John Dowd, Trump's personal lawyer, praised Sessions on Saturday for firing McCabe, and then suggested that Deputy Attorney General Rod Rosenstein, who oversees the special counsel, "bring an end" to Mueller's investigation.

Shortly after McCabe was fired, the president praised the decision on Twitter, calling it a "great day for Democracy."

On Sunday, Senator Senator Lindsey Graham of South Carolina, a key Trump supporter, told CNN that Mueller "needs to be able to do his job without interference." Graham said that if Trump were to attempt to fire Mueller it would be "the beginning of the end of his presidency."

Congressman Trey Gowdy, another South Carolina Republican, told Fox News, "I think the president's lawyer does a disservice when he says that and frames the investigation that way ... Russia attacked our country, let special counsel Mueller figure that out."

Gowdy was part of the Republican majority on the House Intelligence Committee that concluded a week ago that there was no collusion between Russia and the Trump campaign, but said in the television interview, "You should want Special Counsel Mueller to take all the time and have all the independence he needs to do his job."

Trump said, "As the House Intelligence Committee has concluded, there was no collusion between Russia and the Trump Campaign. As many are now finding out, however, there was tremendous leaking, lying and corruption at the highest levels of the FBI, Justice & State. Drain The Swamp."

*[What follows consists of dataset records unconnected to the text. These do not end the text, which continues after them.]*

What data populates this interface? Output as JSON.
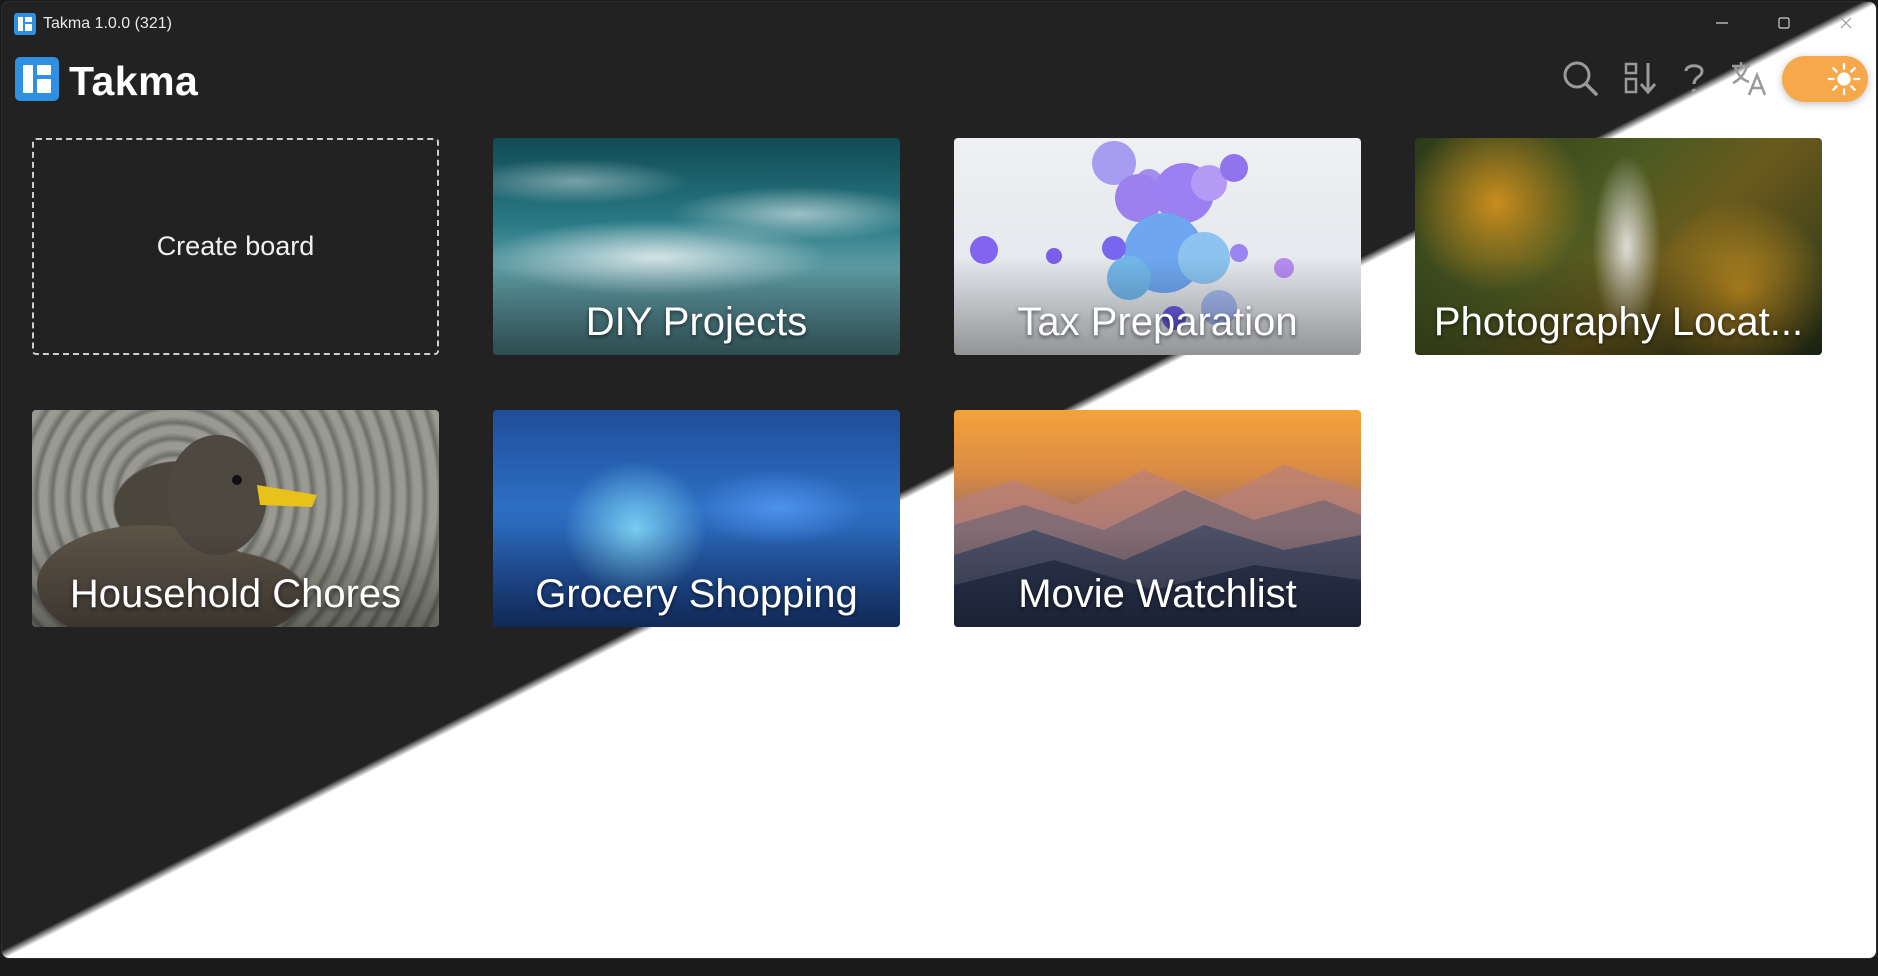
{
  "window": {
    "title": "Takma 1.0.0 (321)",
    "controls": [
      "minimize-icon",
      "maximize-icon",
      "close-icon"
    ]
  },
  "header": {
    "brand": "Takma",
    "tools": [
      "search-icon",
      "sort-icon",
      "help-icon",
      "translate-icon"
    ],
    "theme_toggle": {
      "state": "light",
      "icon": "sun-icon",
      "color": "#f7a84a"
    }
  },
  "create_board_label": "Create board",
  "boards": [
    {
      "title": "DIY Projects",
      "image": "ocean-waves"
    },
    {
      "title": "Tax Preparation",
      "image": "purple-bubbles"
    },
    {
      "title": "Photography Locat...",
      "image": "forest-road"
    },
    {
      "title": "Household Chores",
      "image": "duck-in-water"
    },
    {
      "title": "Grocery Shopping",
      "image": "blue-fantasy-scene"
    },
    {
      "title": "Movie Watchlist",
      "image": "mountain-sunset"
    }
  ],
  "colors": {
    "dark_background": "#222222",
    "light_background": "#ffffff",
    "brand_blue": "#2f8fe0"
  }
}
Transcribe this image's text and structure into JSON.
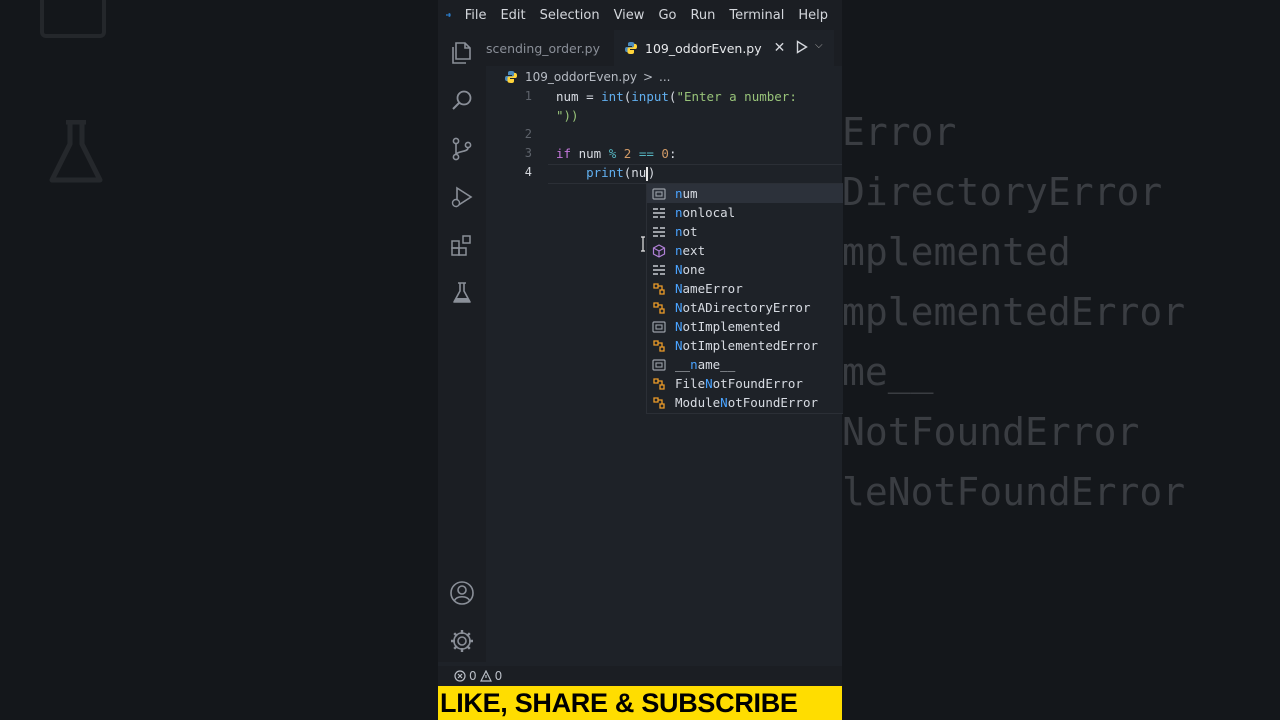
{
  "menu": [
    "File",
    "Edit",
    "Selection",
    "View",
    "Go",
    "Run",
    "Terminal",
    "Help"
  ],
  "tabs": {
    "inactive_label": "scending_order.py",
    "active_label": "109_oddorEven.py",
    "close_glyph": "✕"
  },
  "breadcrumb": {
    "file": "109_oddorEven.py",
    "sep": ">",
    "more": "..."
  },
  "editor": {
    "line_numbers": [
      "1",
      "2",
      "3",
      "4"
    ],
    "code": {
      "l1_a": "num = ",
      "l1_fn1": "int",
      "l1_b": "(",
      "l1_fn2": "input",
      "l1_c": "(",
      "l1_str": "\"Enter a number:",
      "l1_cont": "\"))",
      "l3_kw": "if",
      "l3_a": " num ",
      "l3_op1": "%",
      "l3_sp1": " ",
      "l3_n1": "2",
      "l3_sp2": " ",
      "l3_op2": "==",
      "l3_sp3": " ",
      "l3_n2": "0",
      "l3_colon": ":",
      "l4_indent": "    ",
      "l4_fn": "print",
      "l4_paren": "(",
      "l4_typed": "nu",
      "l4_close": ")"
    }
  },
  "suggestions": [
    {
      "pre": "",
      "match": "n",
      "post": "um",
      "kind": "variable",
      "selected": true
    },
    {
      "pre": "",
      "match": "n",
      "post": "onlocal",
      "kind": "keyword"
    },
    {
      "pre": "",
      "match": "n",
      "post": "ot",
      "kind": "keyword"
    },
    {
      "pre": "",
      "match": "n",
      "post": "ext",
      "kind": "function"
    },
    {
      "pre": "",
      "match": "N",
      "post": "one",
      "kind": "keyword"
    },
    {
      "pre": "",
      "match": "N",
      "post": "ameError",
      "kind": "class"
    },
    {
      "pre": "",
      "match": "N",
      "post": "otADirectoryError",
      "kind": "class"
    },
    {
      "pre": "",
      "match": "N",
      "post": "otImplemented",
      "kind": "variable"
    },
    {
      "pre": "",
      "match": "N",
      "post": "otImplementedError",
      "kind": "class"
    },
    {
      "pre": "__",
      "match": "n",
      "post": "ame__",
      "kind": "variable"
    },
    {
      "pre": "File",
      "match": "N",
      "post": "otFoundError",
      "kind": "class"
    },
    {
      "pre": "Module",
      "match": "N",
      "post": "otFoundError",
      "kind": "class"
    }
  ],
  "status": {
    "errors": "0",
    "warnings": "0"
  },
  "banner": "LIKE, SHARE & SUBSCRIBE",
  "background_ghost": [
    "Error",
    "DirectoryError",
    "mplemented",
    "mplementedError",
    "me__",
    "NotFoundError",
    "leNotFoundError"
  ],
  "colors": {
    "accent": "#4aa3ff",
    "banner_bg": "#ffdd00",
    "editor_bg": "#1e2228"
  },
  "icons": [
    "vscode-logo-icon",
    "explorer-icon",
    "search-icon",
    "source-control-icon",
    "run-debug-icon",
    "extensions-icon",
    "testing-icon",
    "account-icon",
    "settings-gear-icon",
    "python-file-icon",
    "run-play-icon",
    "error-icon",
    "warning-icon"
  ]
}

McCabe, in a statement after his firing, called his ouster "retribution," saying, "I am being singled out and treated this way because of the role I played, the actions I took, and the events I witnessed in the aftermath of the firing of [former FBI Director] James Comey." U.S. news accounts said he had written contemporaneous accounts of his conversations with Trump.

His firing, barely a day ahead of his 50th birthday on Sunday, could cost McCabe thousands of dollars in retirement benefits.